One big misconception of a guaranteed income funds
With interest rates as low as they are buying an old fashion GIC is not very appealing to a lot of people. At 1, 2 or 3% returns, investors must really think about whether they can achive their retirement goals at these low rates.
Can you get a 5% guaranteed income?
This past month as I have been delivering our financial education programs, I have had a number of people suggest that they can get a 5% guarantee. After a little conversation, most of these people are referring to the Manulife Income Plus product which is really a segregated fund with a guarantee.
Let’s be very clear and up front . . . it guaranteed return of 5% is a huge misconception and needs to be addressed.
Income guarantee does not mean a capital guarantee
The 5% is not guaranteed return in cash equivalent to a GIC. Let’s check out Jack who is 65 and has $100,000 to invest and wants income. Under the Manulife Guaranteed Withdrawal Benefit, Jack would get $5000 per year income, but would not be guaranteed to get his $100,000 back. Part of the $5000 income could be repayment of your own capital back if the investments do not make at least 5% after fees.
In the case where the investments do not perform, the 5% income is more like an annuity or a pension. To put this in perspective, let’s say a 65 year old took $100,000 and invested in GICs at a guaranteed return of 3% but wanted to take out the same $5000 per year. This person would run out of money at age 94 (29 years).
In the case where the markets do perform better than 5%, then Jack wins but he would have won with or without the guarantee.
What if you don’t need income?
In another scenario, I had Amanda tell me that she is not taking income but her Manulife Income Plus portfolio is making her a guaranteed 5%.
It is really important that we distinguish the difference between guaranteed value and market value. Let’s say Amanda invested $100,000 and was not planning to take income. Let’s say the market value of her portfolio dropped 20% and was now worth $80,000, she did not make 5%. Her guaranteed value might have increased to $105,000 but if she needed money today after her portfolio fell, she would not get $105,000.

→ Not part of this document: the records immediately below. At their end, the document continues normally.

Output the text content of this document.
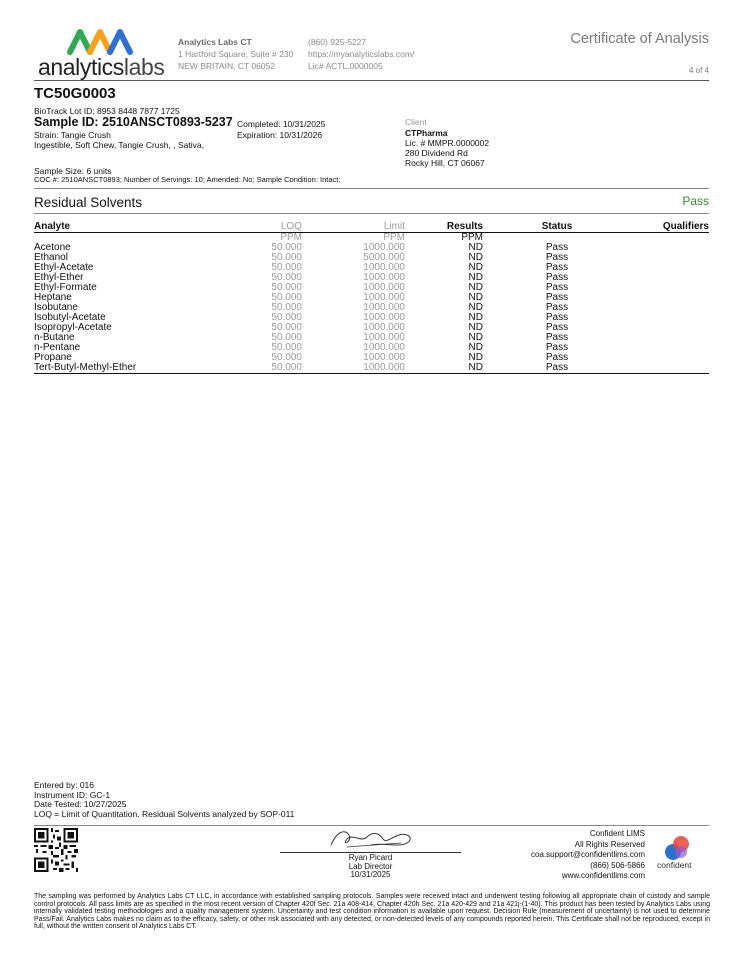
analyticslabs
Analytics Labs CT
1 Hartford Square, Suite # 230
NEW BRITAIN, CT 06052
(860) 925-5227
https://myanalyticslabs.com/
Lic# ACTL.0000005
Certificate of Analysis
4 of 4
TC50G0003
BioTrack Lot ID: 8953 8448 7877 1725
Sample ID: 2510ANSCT0893-5237
Strain: Tangie Crush
Ingestible, Soft Chew, Tangie Crush, , Sativa,
Completed: 10/31/2025
Expiration: 10/31/2026
Client
CTPharma
Lic. # MMPR.0000002
280 Dividend Rd
Rocky Hill, CT 06067
Sample Size: 6 units
COC #: 2510ANSCT0893; Number of Servings: 10; Amended: No; Sample Condition: Intact;
Residual Solvents	Pass
Analyte	LOQ	Limit	Results	Status	Qualifiers
	PPM	PPM	PPM		
Acetone	50.000	1000.000	ND	Pass	
Ethanol	50.000	5000.000	ND	Pass	
Ethyl-Acetate	50.000	1000.000	ND	Pass	
Ethyl-Ether	50.000	1000.000	ND	Pass	
Ethyl-Formate	50.000	1000.000	ND	Pass	
Heptane	50.000	1000.000	ND	Pass	
Isobutane	50.000	1000.000	ND	Pass	
Isobutyl-Acetate	50.000	1000.000	ND	Pass	
Isopropyl-Acetate	50.000	1000.000	ND	Pass	
n-Butane	50.000	1000.000	ND	Pass	
n-Pentane	50.000	1000.000	ND	Pass	
Propane	50.000	1000.000	ND	Pass	
Tert-Butyl-Methyl-Ether	50.000	1000.000	ND	Pass	
Entered by: 016
Instrument ID: GC-1
Date Tested: 10/27/2025
LOQ = Limit of Quantitation. Residual Solvents analyzed by SOP-011
Ryan Picard
Lab Director
10/31/2025
Confident LIMS
All Rights Reserved
coa.support@confidentlims.com
(866) 506-5866
www.confidentlims.com
confident
The sampling was performed by Analytics Labs CT LLC, in accordance with established sampling protocols. Samples were received intact and underwent testing following all appropriate chain of custody and sample control protocols. All pass limits are as specified in the most recent version of Chapter 420f Sec. 21a 408-414, Chapter 420h Sec. 21a 420-429 and 21a 421j-(1-40). This product has been tested by Analytics Labs using internally validated testing methodologies and a quality management system. Uncertainty and test condition information is available upon request. Decision Rule (measurement of uncertainty) is not used to determine Pass/Fail. Analytics Labs makes no claim as to the efficacy, safety, or other risk associated with any detected, or non-detected levels of any compounds reported herein. This Certificate shall not be reproduced, except in full, without the written consent of Analytics Labs CT.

The Manulife Income Plus literature is very clear that “withdrawals proportionately reduce maturity and death benefit guarantees. Exceeding withdrawal thresholds and taking withdrawals prior to age 55 or prior to the Election of Life Withdrawal Amounts may have a negative impact on future income payments.
In both cases, Jack and Amanda claimed they were mislead and their advisors did not explain this properly. If that’s the case, then these advisors should lose their license to sell these products.
However, in defence of the advisors, it’s possible they did explain it and Jack and Amanda did not get it. It’s possible that Jack and Amanda heard it differently or that they forgot. Many of these things happen quite often too.
The bottom line is these products are extremely complicated and not easy to understand. Even someone like me, who spends a lot more time than the average person looking personal finance and investing, finds it really complicated. As a result, remember these cliches:
If it’s too good to be true, it probably is
If you don’t understand how it works, don’t buy it
Make sure you read the fine print
And it’ better to lower the fees you pay, not increase the fees you pay (These products are quite expensive).
My disclaimer: I do not sell investment or insurance products so I do not profess to be an expert with this financial product or any other. If you do not feel you understand the Manulife Income Plus product, talk to your financial advisor or contact Manulife Financial directly.